[Lyrics for Drive,,By Truckers – Betamax Guillotine]
It’s the summer after high school graduation and our hero hasn’t played his guitar in two months. His band was over the night that Bobby died. No more partners in crime. At night he dreams he’s fronting his ultimate rock and roll band. All their equipment stacked atop their Anvil cases. (What better way to measure a band’s worth to an eighteen-year-old.) The highway’s calling, but it sure ain’t as romantic as it once seemed.
It’s 1979. The seventies last rites are being read by the very same assholes who killed them.

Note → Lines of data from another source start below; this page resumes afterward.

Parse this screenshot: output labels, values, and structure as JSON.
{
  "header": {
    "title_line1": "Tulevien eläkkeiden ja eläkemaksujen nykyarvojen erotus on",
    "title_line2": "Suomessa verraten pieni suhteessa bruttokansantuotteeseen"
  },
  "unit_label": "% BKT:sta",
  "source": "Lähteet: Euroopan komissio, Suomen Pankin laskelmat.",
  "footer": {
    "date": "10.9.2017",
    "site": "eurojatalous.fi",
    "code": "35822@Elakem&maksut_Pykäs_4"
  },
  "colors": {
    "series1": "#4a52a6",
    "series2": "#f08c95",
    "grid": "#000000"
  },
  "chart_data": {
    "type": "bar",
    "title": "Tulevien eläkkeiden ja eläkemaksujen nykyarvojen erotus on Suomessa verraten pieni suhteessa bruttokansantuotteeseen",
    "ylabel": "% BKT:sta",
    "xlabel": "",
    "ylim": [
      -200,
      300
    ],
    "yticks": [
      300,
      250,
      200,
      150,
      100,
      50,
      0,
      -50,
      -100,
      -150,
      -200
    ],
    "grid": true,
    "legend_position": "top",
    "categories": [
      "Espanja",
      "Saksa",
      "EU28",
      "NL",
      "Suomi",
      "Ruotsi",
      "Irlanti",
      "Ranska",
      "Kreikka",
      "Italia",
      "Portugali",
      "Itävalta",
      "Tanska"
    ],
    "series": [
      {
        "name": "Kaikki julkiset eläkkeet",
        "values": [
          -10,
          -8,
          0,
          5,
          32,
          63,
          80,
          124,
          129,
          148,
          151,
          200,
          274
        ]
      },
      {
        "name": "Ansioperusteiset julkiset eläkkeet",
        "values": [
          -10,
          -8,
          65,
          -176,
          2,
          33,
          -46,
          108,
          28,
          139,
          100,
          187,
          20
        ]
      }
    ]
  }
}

Disco has driven a fork into rock’s heart and within a year, video will dissect every little tissue until it is as meaningless as the rest of the f*cking world. “Video Killed the Radio Star”. No shit!
There’s this legend (myth?) (truth?) about Lynyrd Skynyrd that claimed that Ronnie Van Zant was killed by a strike on the head from the on-board VCR mounted in the back of the plane, directly behind his seat.
By the early 80’s, Skynyrd’s crowd was being run out of town, There was no place for big, masculine looking, hairy men with beards and guts and sweat and spit. Not on TV. Sure the hell not on MTV.
Our hero grew up in North Alabama. He came of age in the seventies. He remembers the Watergate hearings interrupting his mama’s soaps. Standing in line with his daddy at the Shoals Theatre to see Walking Tall, cutting class to go to the state line with Bobby. (Home was a dry county, but have no fear; the Tennessee state line is just fifteen minutes away if you haul ass.)
He listened to Lynyrd Skynyrd, Neil Young, Led Zeppelin, The Rolling Stones, The Who, ZZ Top, AC/DC, Aerosmith, Thin Lizzy, Blue Oyster Cult, Black Sabbath, The Sweet, Ted Nugent, Queen, Steely Dan, Todd Rundgren, CCR, The Band, and Lynyrd Skynyrd. Lot’s of Lynyrd Skynyrd.
Years pass. Our hero moved to the city, then a couple of more cities. He got him a funny haircut or two. He became a punk rocker and tried to disassociate himself from his youthful transgressions. Much like so many well-meaning southern people who try to talk down their southern accents for fear of sounding “too-southern”. (As if that was inferior or something.)
He starts having re-occurring dreams about arena rock. Perhaps he’s being visited by spirits from his past. Now he wants to remember, He wants to re-connect with whom he once was and what he used to dream. When it was OK to be a little barbaric. When it was OK to turn your three guitars up to ten. When it was OK to ROCK!